CloudFlare connects its data centers with high-speed protocols that take advantage of both the Internet and private lines. To make the service work, the company has established its own DNS network so that a customer's network traffic can be automatically rerouted through the CloudFlare inspection process, and then returned to its final destination without adding significant time to the process.
"When we started, we wanted to be sure we didn't add latency. Everyone had told us, 'You will slow things down,' and they wouldn't be interested," Prince recalled.
As a result, CloudFlare can spot a distributed denial of service attack on a customer website and stop it as the first messages arrive.
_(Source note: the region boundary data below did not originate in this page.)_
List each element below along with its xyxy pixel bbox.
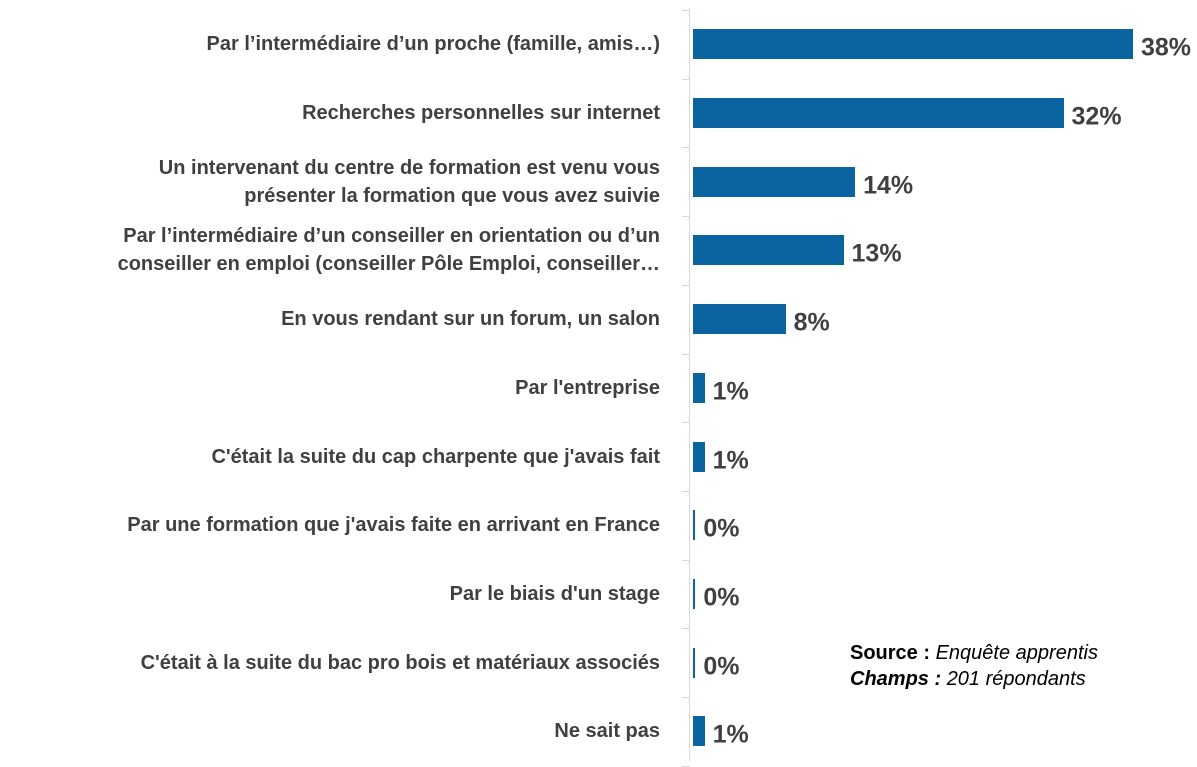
value-label: 0% [703,514,740,543]
category-label: En vous rendant sur un forum, un salon [281,308,660,331]
category-label: Recherches personnelles sur internet [302,102,660,125]
category-label: Par l’intermédiaire d’un conseiller en o… [117,225,660,276]
axis-tick [682,353,690,355]
axis-tick [682,216,690,218]
value-label: 1% [712,720,749,749]
value-label: 1% [712,377,749,406]
bar [693,166,856,197]
source-note: Source : Enquête apprentis Champs : 201 … [850,640,1098,692]
value-label: 32% [1071,102,1122,131]
axis-tick [682,78,690,80]
bar [693,29,1133,60]
value-label: 13% [851,239,902,268]
value-label: 1% [712,446,749,475]
axis-tick [682,422,690,424]
category-label: C'était à la suite du bac pro bois et ma… [140,651,660,674]
value-label: 0% [703,583,740,612]
category-label: Par une formation que j'avais faite en a… [127,514,660,537]
source-text: Enquête apprentis [935,642,1098,664]
bar [693,647,696,678]
bar [693,98,1064,129]
source-label: Source : [850,642,931,664]
category-label: Un intervenant du centre de formation es… [158,156,660,207]
value-label: 0% [703,652,740,681]
axis-tick [682,559,690,561]
axis-tick [682,490,690,492]
bar [693,304,786,335]
fields-label: Champs : [850,668,942,690]
bar [693,235,844,266]
axis-tick [682,628,690,630]
fields-text: 201 répondants [946,668,1086,690]
bar [693,578,696,609]
value-label: 14% [863,171,914,200]
value-label: 38% [1141,33,1192,62]
axis-tick [682,697,690,698]
category-label: Par le biais d'un stage [449,582,660,605]
axis-tick [682,284,690,286]
category-label: C'était la suite du cap charpente que j'… [211,445,660,468]
bar [693,510,696,541]
value-label: 8% [793,308,830,337]
bar [693,441,705,472]
axis-tick [682,10,690,11]
bar [693,716,705,747]
axis-tick [682,147,690,149]
category-label: Ne sait pas [554,720,660,743]
category-axis [689,8,690,761]
category-label: Par l'entreprise [515,376,660,399]
category-label: Par l’intermédiaire d’un proche (famille… [206,33,660,56]
bar [693,372,705,403]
It can check on whether SSL certificates are up to date and weed out invalid ones.
When the Heartbleed vulnerability in the DNS naming system was revealed to the public on April 7, 2014, CloudFlare had already learned of it and updated its Domain Name System so that its servers were protected from it. That also meant that the two million websites and Web properties that used CloudFlare's service were also protected.
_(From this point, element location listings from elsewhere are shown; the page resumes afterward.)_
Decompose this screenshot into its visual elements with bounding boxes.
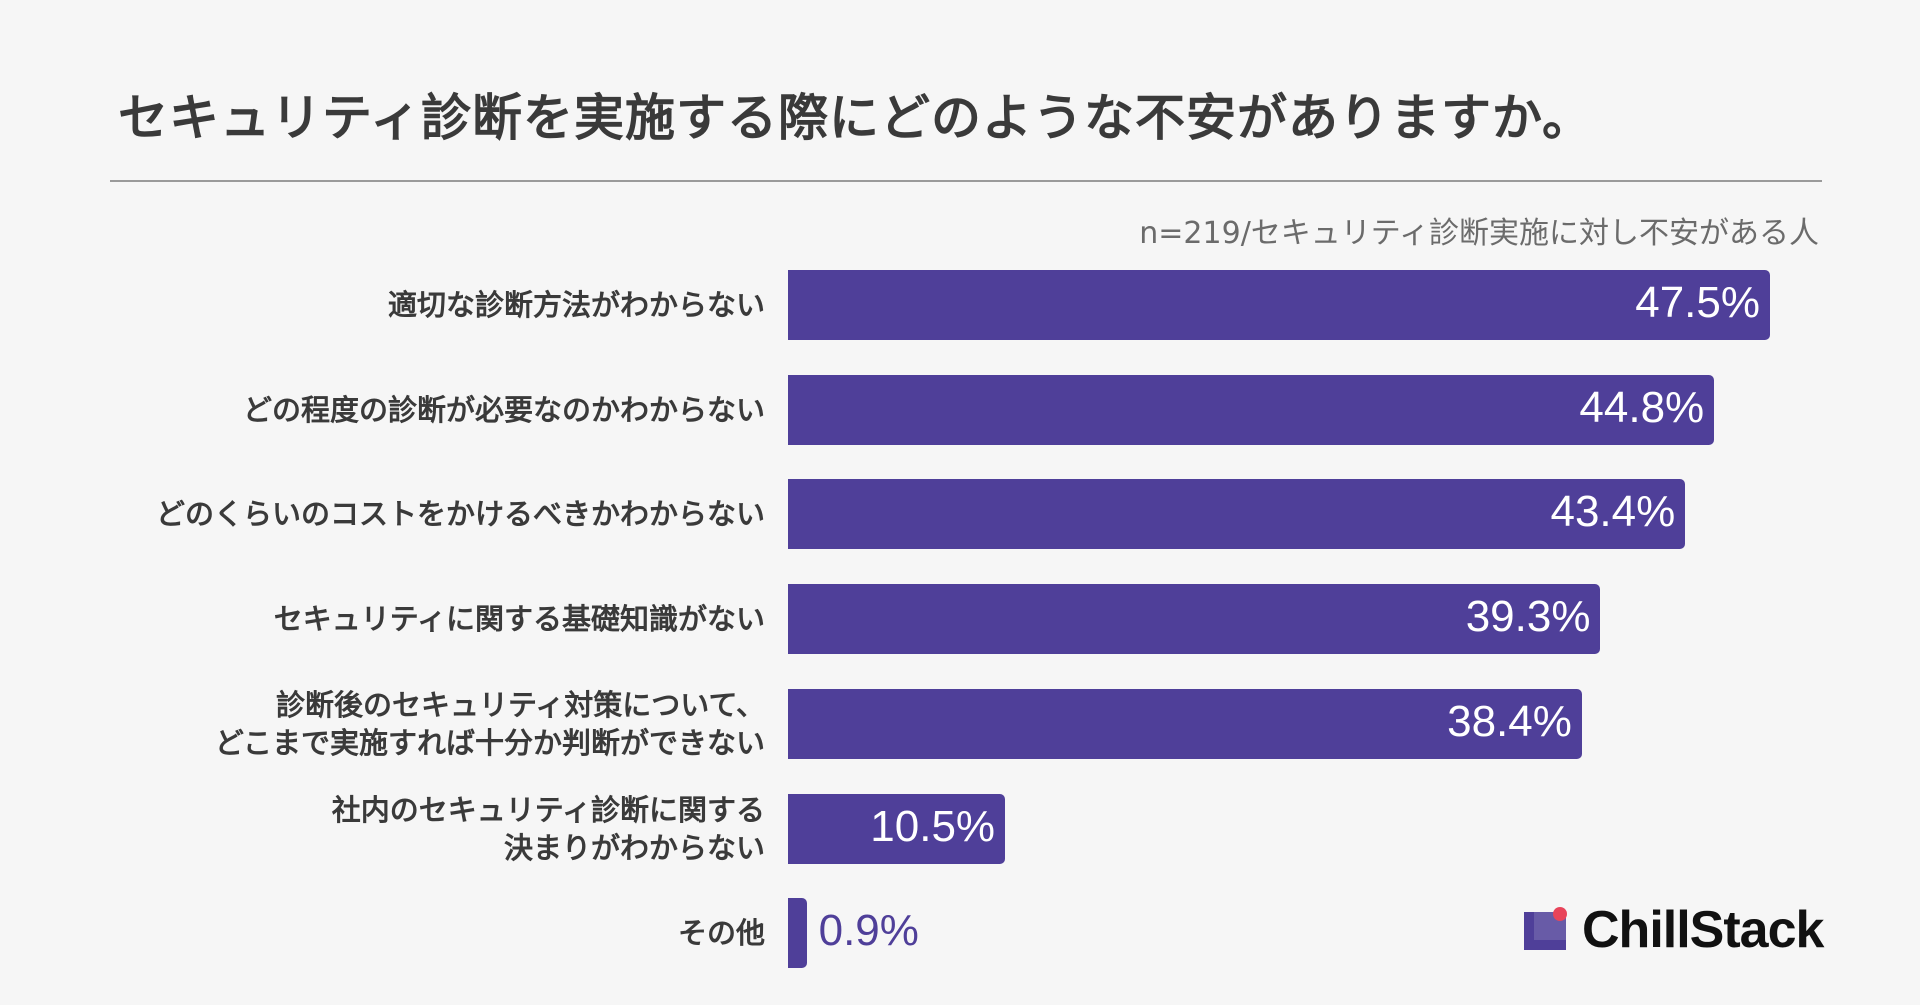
category-label-line: 決まりがわからない	[503, 830, 765, 865]
category-label-line: セキュリティに関する基礎知識がない	[273, 602, 765, 637]
value-label-6: 10.5%	[870, 801, 996, 851]
bar-7	[788, 898, 807, 969]
bar-4	[788, 584, 1601, 655]
brand-name: ChillStack	[1582, 901, 1824, 959]
bar-6	[788, 793, 1006, 864]
category-label-line: 社内のセキュリティ診断に関する	[331, 792, 765, 827]
bar-5	[788, 688, 1582, 759]
value-label-1: 47.5%	[1635, 278, 1760, 327]
category-label-6: 社内のセキュリティ診断に関する 決まりがわからない	[45, 791, 765, 867]
value-label-5: 38.4%	[1447, 696, 1572, 746]
title-divider	[110, 180, 1822, 182]
category-label-line: 適切な診断方法がわからない	[387, 288, 765, 322]
category-label-2: どの程度の診断が必要なのかわからない	[45, 391, 765, 429]
category-label-3: どのくらいのコストをかけるべきかわからない	[45, 495, 765, 533]
bar-3	[788, 479, 1686, 550]
chart-title: セキュリティ診断を実施する際にどのような不安がありますか。	[118, 89, 1593, 147]
value-label-4: 39.3%	[1465, 592, 1591, 642]
chillstack-logo-icon	[1524, 907, 1567, 950]
category-label-4: セキュリティに関する基礎知識がない	[45, 600, 765, 638]
bar-2	[788, 374, 1715, 445]
category-label-1: 適切な診断方法がわからない	[45, 286, 765, 324]
category-label-5: 診断後のセキュリティ対策について、 どこまで実施すれば十分か判断ができない	[45, 686, 765, 762]
value-label-2: 44.8%	[1579, 382, 1705, 432]
category-label-line: 診断後のセキュリティ対策について、	[276, 687, 765, 722]
chillstack-logo: ChillStack	[1522, 900, 1824, 960]
category-label-line: その他	[677, 916, 765, 951]
category-label-line: どこまで実施すれば十分か判断ができない	[214, 725, 765, 760]
category-label-7: その他	[45, 914, 765, 952]
sample-size-note: n=219/セキュリティ診断実施に対し不安がある人	[1139, 216, 1819, 251]
bar-1	[788, 270, 1770, 340]
value-label-3: 43.4%	[1550, 487, 1676, 537]
category-label-line: どの程度の診断が必要なのかわからない	[242, 392, 765, 427]
value-label-7: 0.9%	[818, 906, 919, 956]
category-label-line: どのくらいのコストをかけるべきかわからない	[155, 497, 765, 532]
"The scale of what we're doing is hard to comprehend. Ten million requests a second flow through our network. Two billion individuals are passing through on a monthly basis," Prince said.
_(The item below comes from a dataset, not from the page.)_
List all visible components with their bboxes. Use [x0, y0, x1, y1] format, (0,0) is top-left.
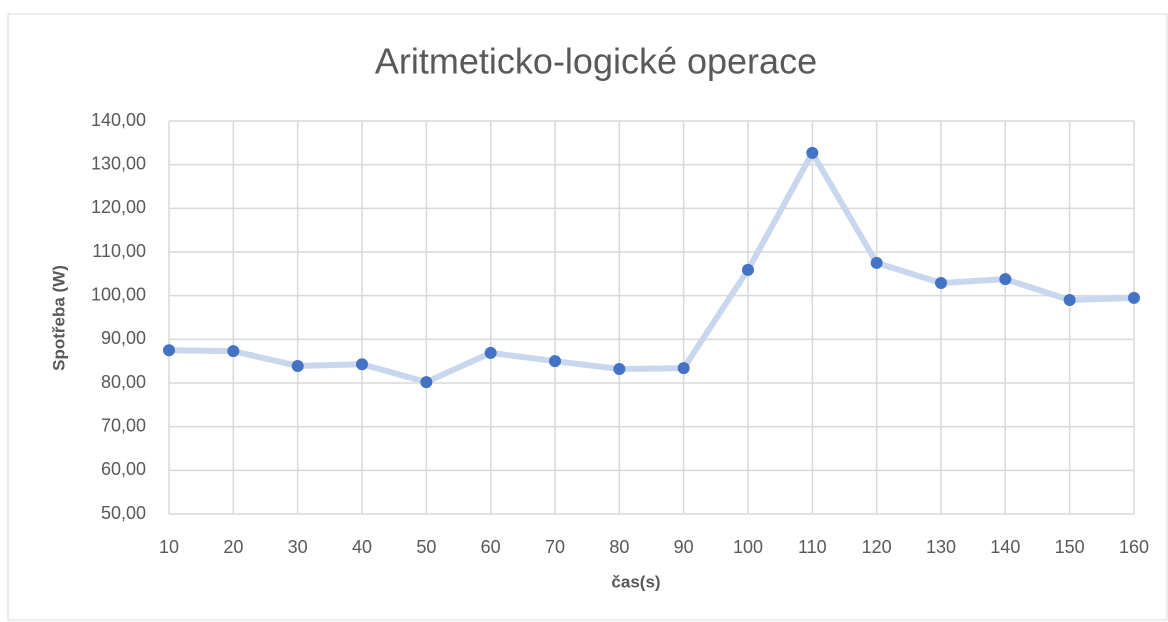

The scale exposes CloudFlare to the latest malware and attack activity on the Internet and allows it to constantly update its attack database. "The system as a whole functions something like a neighborhood watch. If Goldman Sachs is attacked, we learn about the attacker. When the same attack is launched against 'state.gov', we have already seen it and can stop it," he said.
The service "acts as an immune system" for a large and complex organism. An attack on one part becomes the knowledge of all parts, which can then be used in their defense, he added.
[Want to learn more about Amazon's CloudFront CDN service? See Amazon CloudFront CDN: Goodbye 404 Messages.]
Prince thinks CloudFlare, with its customer-facing DNS system, attack-pattern recognition, and network of data centers, is well positioned to offer additional services on top of its security service, such as load balancing or even content delivery. It started with five data centers in Chicago, San Jose, Ashburn, Va., Amsterdam, and Tokyo. Now it has ten locations in the US and Canada, seventeen across China, and three in India, among other places.
CloudFlare has 240 employees. It has been profitable for the past 18 months and has raised a total of $180 million in venture capital funding. Microsoft, Google, Baidu, and Qualcomm are among its investors.
CloudFlare has a closer relationship with Google Cloud Platform and Microsoft Azure than with AWS. In the former two cases, customers don't have to pay the cloud provider if their data comes out of the cloud, passes through the CloudFlare inspection, and is then returned. Normally there are egress fees.
Gartner predicts security-as-a-service will grow to a $4.1 billion market by 2017.